Thursday, January 8, 2009

Is Pandemic Not Complicated Enough?


In addition to BSG and Dominion, we also played Pandemic last weekend. Since I kinda panned the other two, it just seems fitting that I smash Pandemic as well.

But I can't.

I guess I can criticize it for being a little too simple. It's rules light, and pretty elegant. It was easy to learn. Once we'd removed the accidentally duplicate cards from the deck, it felt like we had a shot at winning. We lost, but not by much, and I could see things we could have done better. Those are all good things. Due to that simplicity, however, it might possibly grow stale after repeated plays. Possibly, down the road.

That's it, though. I enjoyed it quite a bit. Nothin' else bad I could say about it.

Well, I suppose some might feel it's kinda morbid. Personally, I found a game about the CDC fighting multiple outbreaks (that are threatening global catastrophe) a fun change pace.
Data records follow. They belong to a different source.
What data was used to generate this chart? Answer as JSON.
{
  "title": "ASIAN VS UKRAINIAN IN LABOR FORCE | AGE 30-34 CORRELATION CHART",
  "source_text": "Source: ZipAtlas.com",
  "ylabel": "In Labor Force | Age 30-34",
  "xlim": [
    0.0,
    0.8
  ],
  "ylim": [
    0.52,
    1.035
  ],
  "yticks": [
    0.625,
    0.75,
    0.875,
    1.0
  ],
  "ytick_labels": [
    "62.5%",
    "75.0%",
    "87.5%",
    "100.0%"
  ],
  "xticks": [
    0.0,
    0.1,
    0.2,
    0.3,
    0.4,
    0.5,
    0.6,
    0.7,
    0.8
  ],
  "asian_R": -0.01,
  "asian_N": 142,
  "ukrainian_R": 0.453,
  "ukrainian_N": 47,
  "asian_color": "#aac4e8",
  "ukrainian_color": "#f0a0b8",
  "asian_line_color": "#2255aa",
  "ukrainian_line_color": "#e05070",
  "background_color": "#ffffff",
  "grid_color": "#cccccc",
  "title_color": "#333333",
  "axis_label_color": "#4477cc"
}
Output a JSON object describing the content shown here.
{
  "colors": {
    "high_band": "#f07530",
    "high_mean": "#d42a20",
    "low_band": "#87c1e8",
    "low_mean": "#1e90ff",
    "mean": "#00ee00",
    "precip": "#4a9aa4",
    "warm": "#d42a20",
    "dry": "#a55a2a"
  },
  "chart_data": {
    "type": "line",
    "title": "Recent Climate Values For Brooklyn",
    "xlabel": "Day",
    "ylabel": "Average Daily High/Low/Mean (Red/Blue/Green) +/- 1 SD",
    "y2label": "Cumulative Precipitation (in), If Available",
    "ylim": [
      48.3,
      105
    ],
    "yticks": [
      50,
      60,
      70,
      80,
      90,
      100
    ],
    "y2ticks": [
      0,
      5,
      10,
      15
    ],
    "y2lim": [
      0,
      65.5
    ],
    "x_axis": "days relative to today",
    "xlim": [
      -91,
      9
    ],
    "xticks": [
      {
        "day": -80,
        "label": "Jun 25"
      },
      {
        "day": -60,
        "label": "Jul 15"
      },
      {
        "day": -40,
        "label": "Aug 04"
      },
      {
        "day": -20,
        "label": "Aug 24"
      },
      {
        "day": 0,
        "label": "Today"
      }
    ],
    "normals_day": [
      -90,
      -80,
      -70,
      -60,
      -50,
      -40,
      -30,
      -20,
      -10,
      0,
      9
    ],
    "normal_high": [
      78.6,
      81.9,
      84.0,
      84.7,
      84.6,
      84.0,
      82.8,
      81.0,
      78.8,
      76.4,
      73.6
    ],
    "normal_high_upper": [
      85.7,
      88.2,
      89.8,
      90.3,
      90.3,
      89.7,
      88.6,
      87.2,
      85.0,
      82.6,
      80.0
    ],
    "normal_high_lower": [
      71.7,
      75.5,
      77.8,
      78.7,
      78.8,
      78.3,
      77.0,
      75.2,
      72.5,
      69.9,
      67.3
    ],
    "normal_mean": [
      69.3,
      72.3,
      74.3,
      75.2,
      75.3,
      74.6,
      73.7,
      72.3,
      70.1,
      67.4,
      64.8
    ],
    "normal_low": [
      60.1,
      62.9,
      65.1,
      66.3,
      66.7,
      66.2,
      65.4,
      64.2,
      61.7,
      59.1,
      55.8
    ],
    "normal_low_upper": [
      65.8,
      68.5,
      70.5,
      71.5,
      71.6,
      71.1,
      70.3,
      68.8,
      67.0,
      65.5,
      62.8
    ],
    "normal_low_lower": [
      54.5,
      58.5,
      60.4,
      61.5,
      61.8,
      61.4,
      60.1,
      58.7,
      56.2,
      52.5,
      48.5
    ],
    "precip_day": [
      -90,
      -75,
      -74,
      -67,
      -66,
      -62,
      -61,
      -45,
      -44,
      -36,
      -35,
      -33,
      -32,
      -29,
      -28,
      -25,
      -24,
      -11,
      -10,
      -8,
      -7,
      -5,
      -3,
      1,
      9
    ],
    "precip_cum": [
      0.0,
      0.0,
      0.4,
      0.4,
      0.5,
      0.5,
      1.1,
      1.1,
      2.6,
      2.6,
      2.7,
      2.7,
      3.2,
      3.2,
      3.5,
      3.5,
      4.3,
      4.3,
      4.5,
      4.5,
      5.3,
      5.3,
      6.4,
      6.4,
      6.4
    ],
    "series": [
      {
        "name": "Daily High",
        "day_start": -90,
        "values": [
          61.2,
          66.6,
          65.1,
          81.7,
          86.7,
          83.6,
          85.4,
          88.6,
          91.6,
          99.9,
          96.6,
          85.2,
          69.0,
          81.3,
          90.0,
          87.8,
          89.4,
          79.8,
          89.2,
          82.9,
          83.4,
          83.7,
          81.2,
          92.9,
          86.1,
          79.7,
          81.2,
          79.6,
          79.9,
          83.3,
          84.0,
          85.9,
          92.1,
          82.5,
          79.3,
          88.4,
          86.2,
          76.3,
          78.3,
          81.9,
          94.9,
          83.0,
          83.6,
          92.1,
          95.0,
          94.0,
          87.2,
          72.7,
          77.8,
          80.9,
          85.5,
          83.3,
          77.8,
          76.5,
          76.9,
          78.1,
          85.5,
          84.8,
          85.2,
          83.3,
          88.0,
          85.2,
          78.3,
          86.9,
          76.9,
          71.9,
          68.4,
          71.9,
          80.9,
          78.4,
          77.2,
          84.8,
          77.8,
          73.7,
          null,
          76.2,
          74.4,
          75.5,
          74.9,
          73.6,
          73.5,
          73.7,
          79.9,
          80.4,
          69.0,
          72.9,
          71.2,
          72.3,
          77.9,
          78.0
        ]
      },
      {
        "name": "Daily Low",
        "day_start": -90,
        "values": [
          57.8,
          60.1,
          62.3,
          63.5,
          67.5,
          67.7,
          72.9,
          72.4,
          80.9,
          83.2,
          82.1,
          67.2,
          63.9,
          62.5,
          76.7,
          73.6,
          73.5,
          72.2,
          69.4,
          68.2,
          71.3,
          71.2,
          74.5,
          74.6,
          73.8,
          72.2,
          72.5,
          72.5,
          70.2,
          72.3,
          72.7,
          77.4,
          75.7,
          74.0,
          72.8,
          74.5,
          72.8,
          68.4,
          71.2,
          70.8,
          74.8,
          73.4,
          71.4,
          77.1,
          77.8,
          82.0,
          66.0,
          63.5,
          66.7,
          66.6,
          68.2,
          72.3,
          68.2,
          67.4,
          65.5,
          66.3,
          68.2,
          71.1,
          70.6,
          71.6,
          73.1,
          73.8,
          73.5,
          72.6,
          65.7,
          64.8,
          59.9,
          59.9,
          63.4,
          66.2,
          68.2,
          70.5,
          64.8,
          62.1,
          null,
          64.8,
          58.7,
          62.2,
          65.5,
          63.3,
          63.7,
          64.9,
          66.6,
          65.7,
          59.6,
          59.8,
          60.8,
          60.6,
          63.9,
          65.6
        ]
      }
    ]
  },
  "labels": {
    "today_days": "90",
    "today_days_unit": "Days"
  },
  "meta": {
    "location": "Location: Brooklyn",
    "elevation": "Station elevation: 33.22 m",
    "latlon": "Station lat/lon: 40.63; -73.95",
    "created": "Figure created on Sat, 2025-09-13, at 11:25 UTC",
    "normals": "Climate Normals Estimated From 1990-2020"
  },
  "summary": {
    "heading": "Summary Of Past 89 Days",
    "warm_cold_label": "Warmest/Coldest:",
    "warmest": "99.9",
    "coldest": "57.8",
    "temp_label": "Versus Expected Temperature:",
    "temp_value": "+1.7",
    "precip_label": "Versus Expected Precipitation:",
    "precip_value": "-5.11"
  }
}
I could however, easily imagine any number of real-life scenarios where that stops being fun. Then again, aliens could invade tomorrow and make all my sci-fi games take on a not-so-fresh feeling.

But that's it, that's all the gripes I can field, and one of them half-heartedly.

Okay, the random element feels kinda high...
...but as I type that I realize it isn't really. Not any more so than most games. Any game with a die or a deck of cards is at least (and probably more) random then Pandemic. It may feel randomization-heavy and luck-dependent, but it really isn't. Once you get the rhythm of the game under your belt, you'll be able to intuit the rough odds of really bad stuff happening, and plan accordingly. That's pretty cool.

The random element most likely to swing a game is determining which character you play. I'm not sure they're all balanced terribly well. But, it being genuinely cooperative, that probably doesn't matter. Unlike Shadows Over Camelot and Battlestar Complexica (and certain Lord of the Rings Variants), you aren't secretly competing with anyone. Therefore, as long as all the characters have something fun to do, they don't need to be terribly-well balanced.

Between the relative simplicity and the cooperative nature, Pandemic makes it a good intro game. You could easily teach it to anti-competitive, non-gamer types. I may end up picking up a copy. It wasn't as much pure enjoyment as BSG, but it was quick and easy, short and sweet.

Honestly, it's just a solid game. One that could use an expansion, somewhere down the line - but not till after I've played it a couple more times. :) It didn't "wow!" me as much as BSG and Dominion while I was playing it, but I also didn't feel like it had any major flaws when I reflected back on it the next day - and I tried.